D'ailleurs un républicanisme postmoderne irait plus loin encore et enseignerait l'histoire des religions et des spiritualités (y compris athée ou agnostiques) en montrant comment telle et telle pensée philosophiques, religieuses ou spirituelles ont pu devenir vraiment modernes ou postmodernes : ceci permettrait aux uns de franchir certaines barrières qui les empêchent de s'adapter à la modernité alors qu'ils sont citoyens français et aux autres de comprendre que la stigmatisation d'une religion ou d'une communauté est toujours abusive vu que ses membres disposent en fait des ressources spirituelles pour évoluer.

Considérons le dessin suivant en première personne :



Ce dessin nous invite à constater que le champ de conscience est lumière transparente et que notre identité profonde n'a rien de raciale ou de culturellement déterminée.

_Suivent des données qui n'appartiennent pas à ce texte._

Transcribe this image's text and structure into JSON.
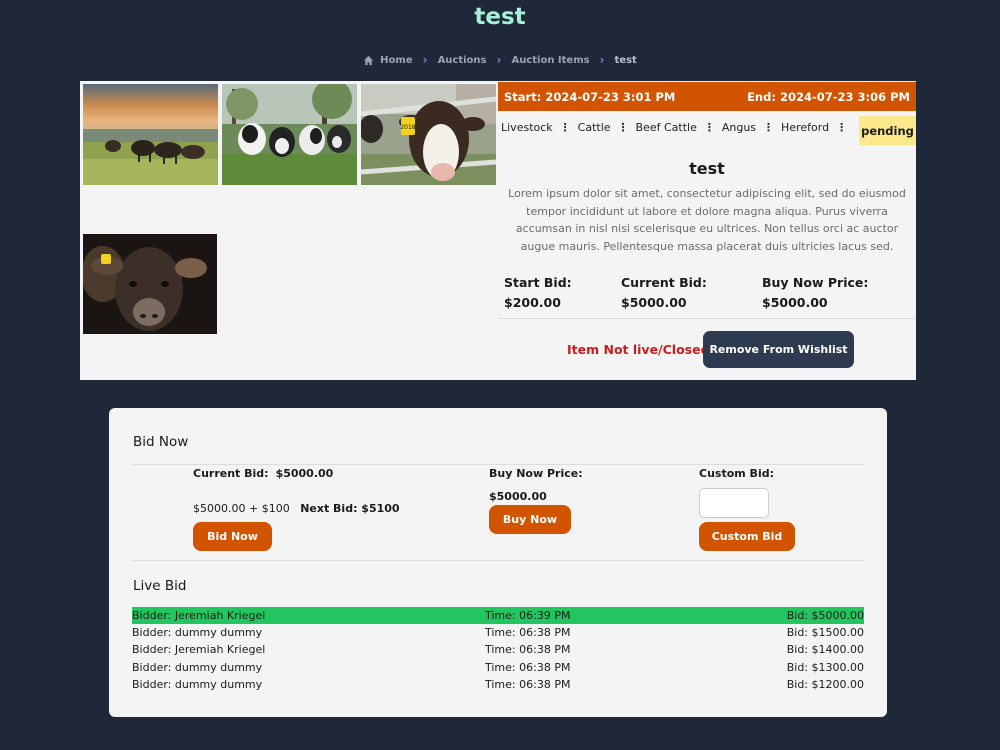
{
  "page_title": "test",
  "breadcrumb": [
    {
      "label": "Home",
      "icon": "home-icon"
    },
    {
      "label": "Auctions"
    },
    {
      "label": "Auction Items"
    },
    {
      "label": "test"
    }
  ],
  "item": {
    "start": "Start: 2024-07-23 3:01 PM",
    "end": "End: 2024-07-23 3:06 PM",
    "categories": [
      "Livestock",
      "Cattle",
      "Beef Cattle",
      "Angus",
      "Hereford"
    ],
    "status": "pending",
    "title": "test",
    "description": "Lorem ipsum dolor sit amet, consectetur adipiscing elit, sed do eiusmod tempor incididunt ut labore et dolore magna aliqua. Purus viverra accumsan in nisl nisi scelerisque eu ultrices. Non tellus orci ac auctor augue mauris. Pellentesque massa placerat duis ultricies lacus sed.",
    "start_bid_label": "Start Bid:",
    "start_bid": "$200.00",
    "current_bid_label": "Current Bid:",
    "current_bid": "$5000.00",
    "buy_now_label": "Buy Now Price:",
    "buy_now": "$5000.00",
    "live_status": "Item Not live/Closed",
    "wishlist_button": "Remove From Wishlist"
  },
  "colors": {
    "accent": "#d35400",
    "background": "#1e2839",
    "highlight": "#22c55e",
    "danger": "#c81e1e"
  },
  "bid_now": {
    "heading": "Bid Now",
    "current_bid_label": "Current Bid:",
    "current_bid_value": "$5000.00",
    "increment_text": "$5000.00 + $100",
    "next_bid": "Next Bid: $5100",
    "bid_button": "Bid Now",
    "buy_now_label": "Buy Now Price:",
    "buy_now_value": "$5000.00",
    "buy_now_button": "Buy Now",
    "custom_bid_label": "Custom Bid:",
    "custom_bid_value": "",
    "custom_bid_button": "Custom Bid"
  },
  "live_bid": {
    "heading": "Live Bid",
    "rows": [
      {
        "bidder": "Bidder: Jeremiah Kriegel",
        "time": "Time: 06:39 PM",
        "bid": "Bid: $5000.00",
        "highlight": true
      },
      {
        "bidder": "Bidder: dummy dummy",
        "time": "Time: 06:38 PM",
        "bid": "Bid: $1500.00",
        "highlight": false
      },
      {
        "bidder": "Bidder: Jeremiah Kriegel",
        "time": "Time: 06:38 PM",
        "bid": "Bid: $1400.00",
        "highlight": false
      },
      {
        "bidder": "Bidder: dummy dummy",
        "time": "Time: 06:38 PM",
        "bid": "Bid: $1300.00",
        "highlight": false
      },
      {
        "bidder": "Bidder: dummy dummy",
        "time": "Time: 06:38 PM",
        "bid": "Bid: $1200.00",
        "highlight": false
      }
    ]
  }
}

Cette transparence qui est l'essence de notre intelligence et de notre vitalité est libre de toute identité même si elle est liée à l'engendrement d'une identité.

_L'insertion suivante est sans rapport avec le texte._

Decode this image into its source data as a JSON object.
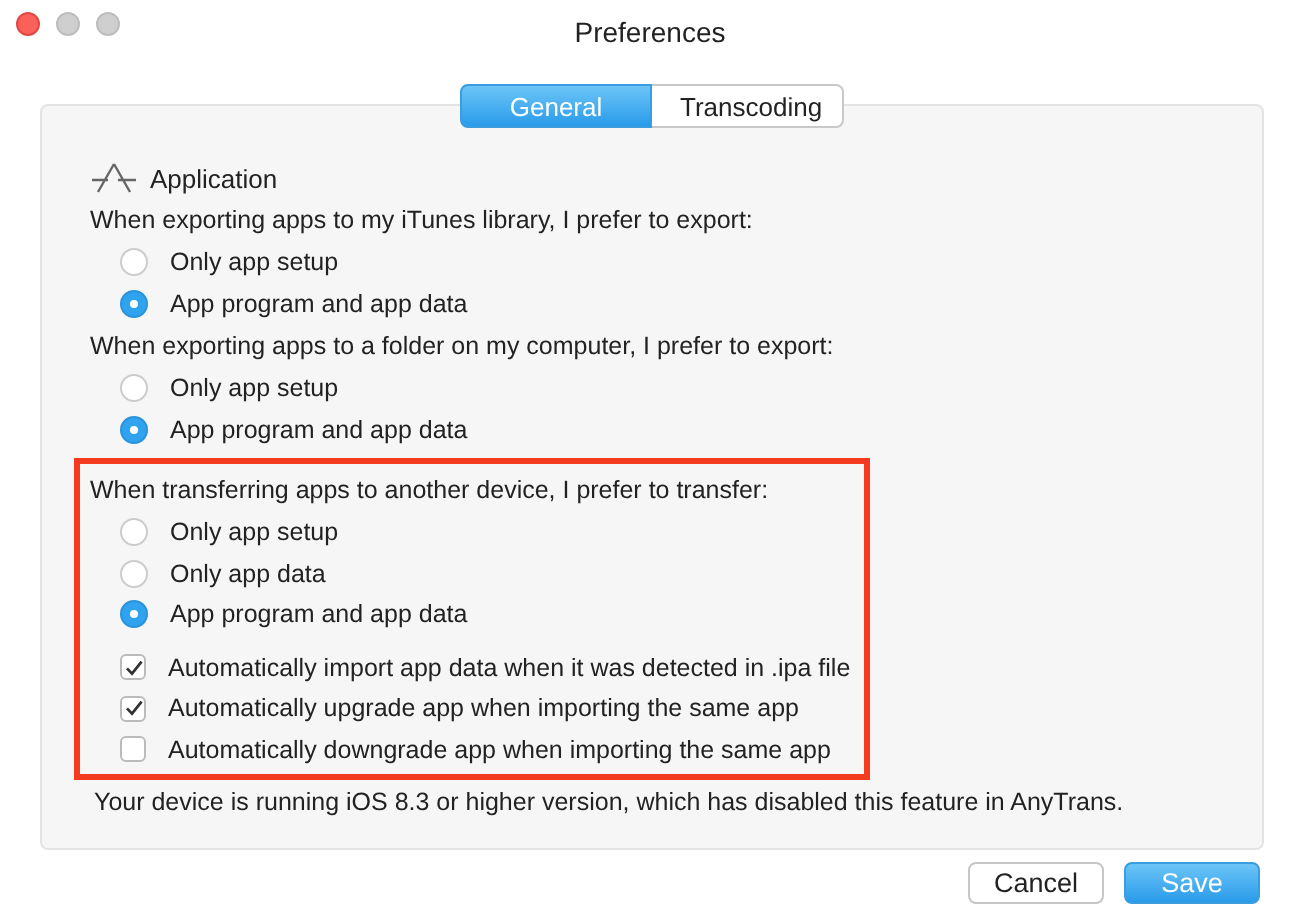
{
  "window": {
    "title": "Preferences"
  },
  "tabs": [
    {
      "label": "General",
      "selected": true
    },
    {
      "label": "Transcoding",
      "selected": false
    }
  ],
  "section": {
    "title": "Application"
  },
  "groups": [
    {
      "question": "When exporting apps to my iTunes library, I prefer to export:",
      "highlighted": false,
      "options": [
        {
          "kind": "radio",
          "label": "Only app setup",
          "selected": false
        },
        {
          "kind": "radio",
          "label": "App program and app data",
          "selected": true
        }
      ]
    },
    {
      "question": "When exporting apps to a folder on my computer, I prefer to export:",
      "highlighted": false,
      "options": [
        {
          "kind": "radio",
          "label": "Only app setup",
          "selected": false
        },
        {
          "kind": "radio",
          "label": "App program and app data",
          "selected": true
        }
      ]
    },
    {
      "question": "When transferring apps to another device, I prefer to transfer:",
      "highlighted": true,
      "options": [
        {
          "kind": "radio",
          "label": "Only app setup",
          "selected": false
        },
        {
          "kind": "radio",
          "label": "Only app data",
          "selected": false
        },
        {
          "kind": "radio",
          "label": "App program and app data",
          "selected": true
        },
        {
          "kind": "checkbox",
          "label": "Automatically import app data when it was detected in .ipa file",
          "checked": true
        },
        {
          "kind": "checkbox",
          "label": "Automatically upgrade app when importing the same app",
          "checked": true
        },
        {
          "kind": "checkbox",
          "label": "Automatically downgrade app when importing the same app",
          "checked": false
        }
      ]
    }
  ],
  "note": "Your device is running iOS 8.3 or higher version, which has disabled this feature in AnyTrans.",
  "buttons": [
    {
      "label": "Cancel",
      "kind": "secondary"
    },
    {
      "label": "Save",
      "kind": "primary"
    }
  ]
}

Notre devise française de liberté, égalité et fraternité ne prend-elle pas une dimension plus profonde du point de vue de cette transparence ?


L'identité française la plus profonde, la plus spirituelle n'aurait-elle pas un lien avec un tel type de culture philosophique et spirituelle ?

L'individu humain est à l'évidence le fruit d'une individualisation de la conscience universelle et transcendante. Mais pas seulement le fruit car le divin a une dimension pleinement singulière qui ne coïncide pas avec l'universel et ne s'efface pas dans la transcendance.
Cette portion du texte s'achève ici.